Sacile (/it/; Sacil /vec/; Western Friulian: Sacîl /fur/) is a comune (municipality) in the Regional decentralization entity of Pordenone, in the Italian region of Friuli-Venezia Giulia. It is known as the "Garden of the Serenissima" after the many palaces that were constructed along the river Livenza for the nobility of the Most Serene Republic of Venice.

==Geography==
The historic center is located on two islands of the river Livenza; it is unclear whether the islands are natural or manmade.

==History==
Sacile developed in the seventh century as a strong-point on the route from Veneto to Friuli. A cathedral and a castle were built on the larger island, while the smaller had the port and commercial area.

The town became part of the Patriarchal State of Friuli on its creation in 1077; in 1190 the Patriarch conferred on it city rights. Sacile was the first city in Friuli to have a Communal Statute. The city was besieged on a number of occasions by troops of Venice and Treviso.

In 1420 Sacile, along with the rest of Friuli, was annexed by the Republic of Venice. Under Venetian rule the river trade expanded and many noble families built palaces on the banks of the Livenza.

The fall of the Republic in 1797 caused an economic crisis in Sacile. On 16 April 1809 French troops were defeated by the Austrians in the Battle of Sacile which took place in the nearby hamlet of Camolli. In 1815, under the terms of the Congress of Vienna, Sacile became part of the Kingdom of Lombardy–Venetia.

The coming of the railway in 1855 did much to restore the economic position of Sacile. In 1866 Sacile was annexed by the Kingdom of Italy and saw the beginnings of industrial activity.

During the First and Second World Wars the town was repeatedly bombarded on account of the strategic importance of the Venice–Udine railway.

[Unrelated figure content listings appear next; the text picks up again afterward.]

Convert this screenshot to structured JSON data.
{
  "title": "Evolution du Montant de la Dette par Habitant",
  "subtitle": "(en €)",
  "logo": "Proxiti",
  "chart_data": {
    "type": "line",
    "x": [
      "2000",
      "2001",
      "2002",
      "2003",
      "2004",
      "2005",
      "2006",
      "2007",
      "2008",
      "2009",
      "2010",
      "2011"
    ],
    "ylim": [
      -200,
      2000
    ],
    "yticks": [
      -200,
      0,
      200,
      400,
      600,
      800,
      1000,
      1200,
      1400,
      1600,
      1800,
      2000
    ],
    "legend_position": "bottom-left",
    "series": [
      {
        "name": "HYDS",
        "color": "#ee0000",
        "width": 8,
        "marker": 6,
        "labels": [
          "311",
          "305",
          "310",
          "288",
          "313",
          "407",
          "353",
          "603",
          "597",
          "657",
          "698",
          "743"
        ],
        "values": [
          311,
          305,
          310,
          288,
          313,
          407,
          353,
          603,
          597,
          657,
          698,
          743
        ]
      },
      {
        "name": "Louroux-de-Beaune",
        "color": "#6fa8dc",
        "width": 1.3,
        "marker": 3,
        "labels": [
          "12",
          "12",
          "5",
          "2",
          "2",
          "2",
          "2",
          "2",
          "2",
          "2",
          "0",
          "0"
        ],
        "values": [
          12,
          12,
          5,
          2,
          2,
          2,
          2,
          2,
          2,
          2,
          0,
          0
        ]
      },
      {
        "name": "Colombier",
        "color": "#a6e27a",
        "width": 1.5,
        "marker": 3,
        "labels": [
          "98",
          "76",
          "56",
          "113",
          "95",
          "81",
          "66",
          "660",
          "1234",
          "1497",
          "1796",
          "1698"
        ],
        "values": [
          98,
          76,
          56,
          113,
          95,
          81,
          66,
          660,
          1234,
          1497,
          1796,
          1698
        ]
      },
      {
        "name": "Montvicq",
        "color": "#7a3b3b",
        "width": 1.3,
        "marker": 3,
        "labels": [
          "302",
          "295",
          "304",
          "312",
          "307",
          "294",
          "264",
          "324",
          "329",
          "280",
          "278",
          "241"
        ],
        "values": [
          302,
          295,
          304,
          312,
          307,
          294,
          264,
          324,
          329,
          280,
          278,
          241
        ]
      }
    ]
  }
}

The earthquake of 18 October 1936 caused great damage to the town's buildings and to its ancient city walls.

The town also suffered a direct hit by a EF5 tornado in 1930.

==Economy==

Brickmaking occurred in Sacile from the 14th century until 1957. Today, the main economic activity there is administration and services, although it is also home to piano manufacturer Fazioli.

==Dialect==
The native dialect of the town is Sacilese, a colonial variety of the Venetian language belonging to the Liventine (Northeastern) group.

==International relations==

===Twin towns — sister cities===
Sacile is twinned with:
- FRA La Réole, France, since 2000
- ITA Giffoni Valle Piana, Italy, since 2011
- CRO Novigrad, Croatia, since 2015

==Notable people==
- Massimo Borgobello (1971), Italian footballer
- Francesca Cima (born 1967 or 1968), Italian producer
- Ferruccio Furlanetto (1949), Italian bass
- Enrico Gasparotto (1982), professional road racing cyclist
- Luigi Gasparotto (1873–1954), Italian lawyer and politician
- Giovanni Micheletto (1889–1958), Italian professional road racing cyclist
- Giuseppe Antonio Pujati (1701–1760), Italian physician
- Fausto Rossi (1954), Italian singer-songwriter

==Transport==
Sacile railway station is on the busy Venice–Udine railway. Train services operate to Venice, Treviso, Udine and Trieste, Padua, Verona, Milan, Bologna and Rome. Buses operate to Pinzano al Tagliamento.